R
Railway14mo ago
sdan

Restart doesn't actually restart

Seems like a service failed after it couldn't connect to a DB... i tried to restart but it never restarted. This has been an ongoing issue for a few weeks
37 Replies
Percy
Percy14mo ago
Project ID: 97046871-517d-4af1-adfa-6b493cccebc3
sdan
sdan14mo ago
97046871-517d-4af1-adfa-6b493cccebc3 usually just get around this issue by redeploying but my project takes 10-15min to build so sometimes an annoyance
Adam
Adam14mo ago
I'm seeing a deployment above your crashed deployment. Looks to me like your restart was successful
sdan
sdan14mo ago
the new deployment was successful yes, but i dont believe that failed container was ever restarted. i can try again sometime later and show if necessary but from the screenshots you can see it says "restart successful" but on the ui it still shows a red box. no new blue box saying its restarting ever popped up -- had to manually deploy since restart didnt work
sdan
sdan14mo ago
running into the same issue again
Adam
Adam14mo ago
Hm very odd. Is your app active? Another user reported a similar issue where their app was in the crashed status visually but was still logging
sdan
sdan14mo ago
yes -- i guess this now comes to semantics on what does restart/redeploy mean... i feel like i should be able to restart a running container and not have to redeploy(build and push that image) just to restart that service hey guys this is a pretty serious issue, our build times are unfortunately very long (20 min tops) and it takes up 20 minutes just to get back "online"
Adam
Adam14mo ago
Why are you restarting your service that often? On code updates you should have a deployment running with previous code that’s shut down when your new code’s healthcheck is complete this seems like user error
sdan
sdan14mo ago
I have 100k+ users a day so it crashes our database almost every 12 -18 hours. this crashes this particular instance so it shows up as "crashed" it could be user error but i would like to just simply restart the container. meaning: delete it, run the same exact image w/ same config, and have it back up
Adam
Adam14mo ago
this definitely sounds like user error.
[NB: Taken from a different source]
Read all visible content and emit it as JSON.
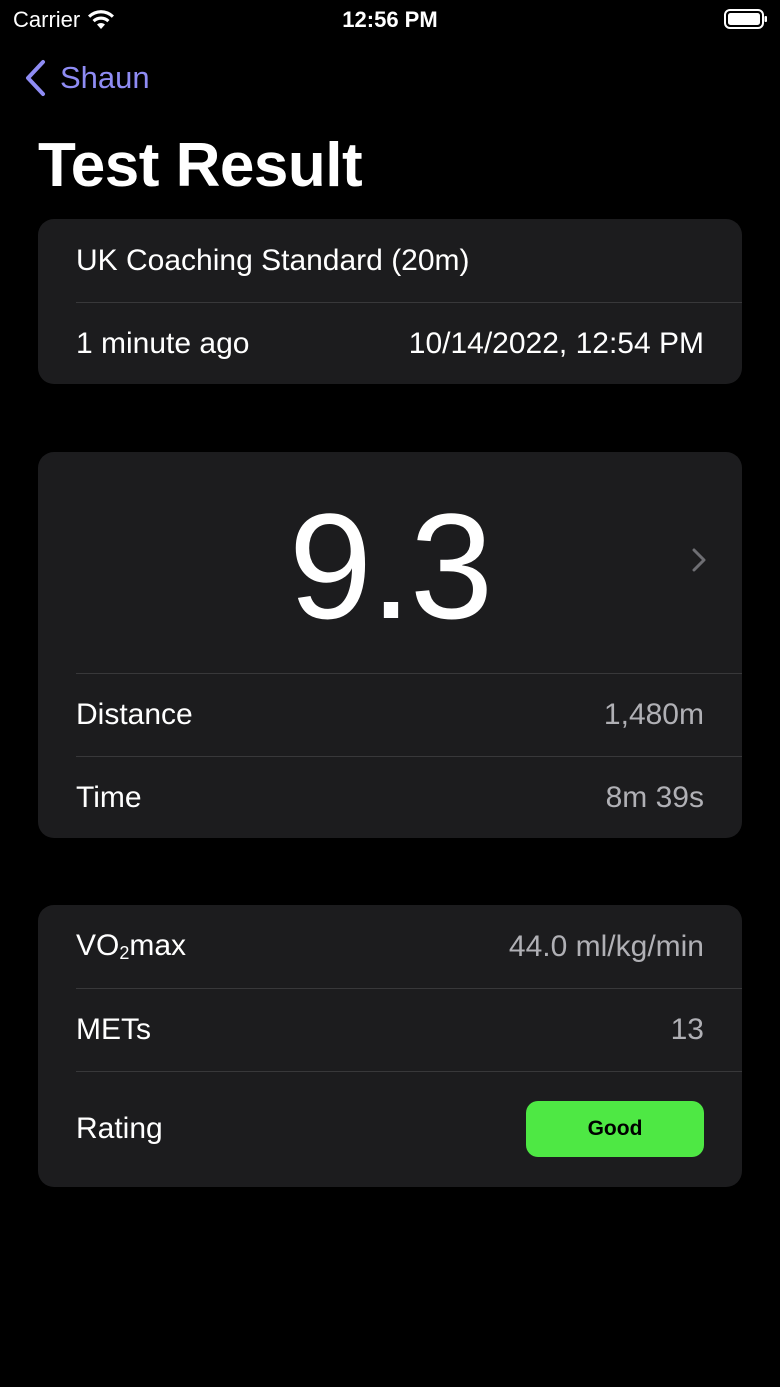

There’s got to be better ways to get around that. Also, with 100k+ users you should be on the teams plan this is not a hobby project as the dev plan is meant for
sdan
sdan14mo ago
not to mention I have other services on railway that simply hand and show up as "application not responding" would be nice to have healthchecks running hourly if thats possible? alright sounds good. i use "we" too often, sorry its just me self funding.
Adam
Adam14mo ago
Unfortunately that all sounds like user/code error. Afaik there’s no way to set up scheduled healthchecks, but if you join the teams plan you can discuss that with the team
angelo
angelo14mo ago
Hey @sdan - this is bug on our end. With that said- is your app crashing or the DB crashing?
sdan
sdan14mo ago
db running on google cloud, i found railway cant handle some stuff so moved most of my infra elsewhere
angelo
angelo14mo ago
Like vector or? Just a scale issue
sdan
sdan14mo ago
yea
angelo
angelo14mo ago
yea to what 😛
sdan
sdan14mo ago
yea vector db and yea scale issue 🙂
angelo
angelo14mo ago
L
sdan
sdan14mo ago
also have google cloud credits
angelo
angelo14mo ago
ok- so on your app, how many connections to the DB are you keeping open?
sdan
sdan14mo ago
8 at a time probably
angelo
angelo14mo ago
What happens when you bump that up?
sdan
sdan14mo ago
no clue honestly i just restart stuff whenever it goes down
angelo
angelo14mo ago
;-;
sdan
sdan14mo ago
there are more issues because the vector db i am using is in beta and runs into race issues all the time
angelo
angelo14mo ago
so, you may wanna increase the number of connections actually wait can you decrease it? it will slow your app but might help with race also do you have a link to that vector DB?
sdan
sdan14mo ago
yeah i have tried multiple things but ultimately i dont run most of my heavy workloads on railway. i just purely do reading on railway
sdan
sdan14mo ago
the AI-native open-source embedding database
the AI-native open-source embedding database
angelo
angelo14mo ago
I know a guy there, we can chat
sdan
sdan14mo ago
and i have probably already chatted with that guy haha. theyre rolling out a refactor next week so hoping that will solve it
angelo
angelo14mo ago
curious, why are you still on Railway then (aside from you being an ex-employee) what are we doing so right even when we seem to get things wrong
sdan
sdan14mo ago
no easy way to run flask servers honestly i do vercel for 99% of stuff but now need to interact with python and vercel is pretty bad at it
angelo
angelo14mo ago
you mean that Google Cloud Run's 99 steps isn't easy 😉 anyway, gotcha- can you dump crash logs when the DB connects reset? I would have a service that uses the Railway API and monitors when DB crashes and just perform a restart ngl in the long term, I am going to flag the UI bug to the team
sdan
sdan14mo ago
google cloud is a mess for sure but its containable mess :). just docker up, docker down, docker remove, docker ps -a. and tailscale for networking and cloudflare for proxying. i have reliable logs, stuff never hangs, and if it does i know exactly whats up. i can check htop, etc. railway hangs and logs stop and stuff gets silently shut off. more often than not i wake up to a text from someone saying my stuff is down and railway still shows a green box which is frustrating. railway api monitoring a db that is not running on railway is def. not railway's fault. its just reliable loggin and make sure that if something crashes that it is fully crashes. i think i turned off notifs for crashes which i will turn back on also as prev. mentioned, having continuous health checks would be nice
sdan
sdan14mo ago
some logs
sdan
sdan14mo ago
again this is entirely my error -- the db crashing should be handled on my end.